Higher losses in Wells Fargo & Co.'s CRE office portfolio drove the company's commercial portfolio net loan charge-offs to $468 million, or 35 basis points of average commercial loans, up from $200 million, or 15 basis points, in the same period a year ago, according to a recent Form 10-Q filing.

"Commercial real estate office losses have been and will continue to be lumpy as we continue to work with clients," CFO Michael Santomassimo said during Wells Fargo's second-quarter earnings call. "We continue to actively work to derisk our office exposure, including a rigorous monitoring process."

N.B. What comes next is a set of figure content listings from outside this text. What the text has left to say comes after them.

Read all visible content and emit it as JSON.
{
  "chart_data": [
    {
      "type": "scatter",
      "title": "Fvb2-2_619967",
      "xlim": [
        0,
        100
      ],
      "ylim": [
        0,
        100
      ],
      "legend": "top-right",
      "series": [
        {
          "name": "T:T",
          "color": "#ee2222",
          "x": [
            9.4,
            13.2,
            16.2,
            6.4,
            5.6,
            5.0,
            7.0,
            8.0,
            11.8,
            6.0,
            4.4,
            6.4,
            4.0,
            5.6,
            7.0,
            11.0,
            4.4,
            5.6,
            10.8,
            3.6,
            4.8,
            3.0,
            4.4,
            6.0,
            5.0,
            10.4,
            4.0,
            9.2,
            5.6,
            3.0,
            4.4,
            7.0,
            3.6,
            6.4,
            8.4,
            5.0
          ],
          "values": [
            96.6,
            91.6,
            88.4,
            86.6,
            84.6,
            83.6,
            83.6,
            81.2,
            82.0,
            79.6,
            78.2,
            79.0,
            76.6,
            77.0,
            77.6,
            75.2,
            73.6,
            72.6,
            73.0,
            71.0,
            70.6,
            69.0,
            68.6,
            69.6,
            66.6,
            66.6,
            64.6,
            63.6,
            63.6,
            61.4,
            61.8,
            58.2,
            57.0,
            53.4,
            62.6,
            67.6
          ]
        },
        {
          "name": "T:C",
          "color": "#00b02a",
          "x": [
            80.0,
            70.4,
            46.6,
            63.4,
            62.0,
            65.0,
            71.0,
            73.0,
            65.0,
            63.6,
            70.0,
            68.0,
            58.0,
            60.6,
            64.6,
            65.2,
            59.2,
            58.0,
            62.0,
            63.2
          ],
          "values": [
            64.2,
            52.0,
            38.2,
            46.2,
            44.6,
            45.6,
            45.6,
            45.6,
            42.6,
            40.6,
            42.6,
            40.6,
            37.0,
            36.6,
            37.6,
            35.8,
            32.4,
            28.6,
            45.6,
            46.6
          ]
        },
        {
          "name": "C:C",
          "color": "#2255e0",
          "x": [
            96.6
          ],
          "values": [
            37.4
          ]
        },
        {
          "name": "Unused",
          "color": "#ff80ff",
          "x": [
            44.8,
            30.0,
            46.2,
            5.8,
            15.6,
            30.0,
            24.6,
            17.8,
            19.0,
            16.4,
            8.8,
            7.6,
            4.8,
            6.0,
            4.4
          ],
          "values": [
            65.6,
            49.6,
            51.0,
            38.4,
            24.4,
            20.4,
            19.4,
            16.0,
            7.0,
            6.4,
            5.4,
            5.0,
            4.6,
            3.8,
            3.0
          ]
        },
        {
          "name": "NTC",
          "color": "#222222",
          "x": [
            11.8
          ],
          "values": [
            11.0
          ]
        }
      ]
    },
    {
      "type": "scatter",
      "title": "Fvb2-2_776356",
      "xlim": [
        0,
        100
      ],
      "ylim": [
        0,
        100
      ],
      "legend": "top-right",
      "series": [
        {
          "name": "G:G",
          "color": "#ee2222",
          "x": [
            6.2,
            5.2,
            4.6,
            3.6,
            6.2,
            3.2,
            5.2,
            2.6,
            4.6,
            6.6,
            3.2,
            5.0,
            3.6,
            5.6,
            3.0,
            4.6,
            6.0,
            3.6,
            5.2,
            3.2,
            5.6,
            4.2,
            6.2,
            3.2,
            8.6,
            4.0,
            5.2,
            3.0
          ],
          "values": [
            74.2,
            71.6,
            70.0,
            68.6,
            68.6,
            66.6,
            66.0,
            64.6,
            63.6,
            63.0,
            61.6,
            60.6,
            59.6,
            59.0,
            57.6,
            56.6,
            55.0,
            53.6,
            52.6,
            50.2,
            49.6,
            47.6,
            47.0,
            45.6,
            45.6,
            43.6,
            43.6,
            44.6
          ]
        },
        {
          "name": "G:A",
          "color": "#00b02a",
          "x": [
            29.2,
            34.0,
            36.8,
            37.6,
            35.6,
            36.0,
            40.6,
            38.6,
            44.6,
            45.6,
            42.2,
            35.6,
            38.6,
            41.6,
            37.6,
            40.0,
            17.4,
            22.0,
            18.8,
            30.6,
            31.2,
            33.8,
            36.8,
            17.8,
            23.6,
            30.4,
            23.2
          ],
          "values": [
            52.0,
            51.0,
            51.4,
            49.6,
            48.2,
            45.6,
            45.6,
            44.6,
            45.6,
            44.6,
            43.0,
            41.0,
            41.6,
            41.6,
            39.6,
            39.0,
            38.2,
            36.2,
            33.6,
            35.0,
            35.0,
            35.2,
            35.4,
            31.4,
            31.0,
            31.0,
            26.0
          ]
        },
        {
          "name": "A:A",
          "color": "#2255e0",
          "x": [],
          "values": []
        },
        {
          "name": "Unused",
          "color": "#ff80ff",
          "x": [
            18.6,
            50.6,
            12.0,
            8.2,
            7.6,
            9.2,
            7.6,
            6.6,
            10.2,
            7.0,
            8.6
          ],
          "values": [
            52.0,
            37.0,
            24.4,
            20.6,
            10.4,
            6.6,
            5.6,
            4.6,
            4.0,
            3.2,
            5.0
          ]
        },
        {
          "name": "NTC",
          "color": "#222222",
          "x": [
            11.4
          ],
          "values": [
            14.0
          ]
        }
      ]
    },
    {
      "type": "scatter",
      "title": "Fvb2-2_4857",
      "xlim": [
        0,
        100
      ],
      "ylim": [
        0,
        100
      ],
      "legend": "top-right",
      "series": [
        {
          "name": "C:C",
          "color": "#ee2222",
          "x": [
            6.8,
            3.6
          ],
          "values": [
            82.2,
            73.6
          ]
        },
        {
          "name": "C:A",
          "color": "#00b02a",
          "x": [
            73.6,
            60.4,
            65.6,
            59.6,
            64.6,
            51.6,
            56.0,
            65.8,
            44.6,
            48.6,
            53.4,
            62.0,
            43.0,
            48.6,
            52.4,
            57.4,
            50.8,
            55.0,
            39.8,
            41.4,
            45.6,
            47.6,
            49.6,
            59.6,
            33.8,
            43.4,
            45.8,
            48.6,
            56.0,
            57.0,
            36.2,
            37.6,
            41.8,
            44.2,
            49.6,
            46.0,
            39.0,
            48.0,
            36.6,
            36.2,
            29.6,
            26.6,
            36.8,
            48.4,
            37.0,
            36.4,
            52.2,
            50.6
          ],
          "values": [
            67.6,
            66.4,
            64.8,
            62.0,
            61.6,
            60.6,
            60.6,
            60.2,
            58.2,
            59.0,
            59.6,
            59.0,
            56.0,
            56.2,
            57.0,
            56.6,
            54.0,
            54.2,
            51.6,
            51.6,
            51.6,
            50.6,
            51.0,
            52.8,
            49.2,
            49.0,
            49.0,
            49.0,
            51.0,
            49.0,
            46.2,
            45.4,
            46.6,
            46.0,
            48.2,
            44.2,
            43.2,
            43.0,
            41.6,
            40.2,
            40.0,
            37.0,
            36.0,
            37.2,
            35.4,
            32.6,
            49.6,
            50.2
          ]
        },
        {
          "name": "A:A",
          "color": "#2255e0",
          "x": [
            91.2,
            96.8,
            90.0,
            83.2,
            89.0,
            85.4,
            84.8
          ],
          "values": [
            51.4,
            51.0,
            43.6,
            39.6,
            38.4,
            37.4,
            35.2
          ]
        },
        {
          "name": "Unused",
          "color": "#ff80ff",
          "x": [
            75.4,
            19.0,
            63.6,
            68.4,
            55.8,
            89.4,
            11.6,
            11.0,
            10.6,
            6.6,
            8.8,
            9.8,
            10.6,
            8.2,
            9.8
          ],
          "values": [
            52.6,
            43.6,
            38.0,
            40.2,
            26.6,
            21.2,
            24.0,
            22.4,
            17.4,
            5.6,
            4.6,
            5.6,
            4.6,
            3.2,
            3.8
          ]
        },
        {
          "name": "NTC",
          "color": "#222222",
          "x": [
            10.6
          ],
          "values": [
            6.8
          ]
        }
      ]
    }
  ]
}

Bank of America NA, which topped the list in the first quarter, closely followed Wells Fargo with $269.0 million in CRE NCOs in the second quarter. CRE NCOs as a proportion of average CRE loans stood at 1.8%.

"We continue to aggressively work through our loans in our modest CRE office portfolio. We saw a decrease in all the categories: a decrease in reservable criticized loans, a decrease in NPLs and a decrease in net charge-offs," Bank of America Corp. President and CEO Brian Moynihan said in the company's second-quarter earnings call. "This supports our previous expectation that net charge-offs in the second half of 2024 will be lower than the first half of 2024."

New York Community Bancorp Inc. unit Flagstar Bank NA posted the highest ratio of CRE NCOs to average CRE loans out of the 20 banks, at 9.5%, an increase of 946 basis points from the year-ago period. The bank's CRE NCOs in the second quarter amounted to $236.1 million.

The company had $932 million in CRE payoffs in the quarter, of which $714 million was from multifamily. About 48% of the payoffs were from classified loans.

"[O]ne of the strategic goals of the company is to shrink our CRE exposure, it's roughly $45 billion, and we have a long-term goal to get that into the $30 billion to $33 billion level to give us diversification on the balance sheet," Joseph Otting, president, CEO and executive chairman of New York Community Bancorp, said in the company's second-quarter earnings call.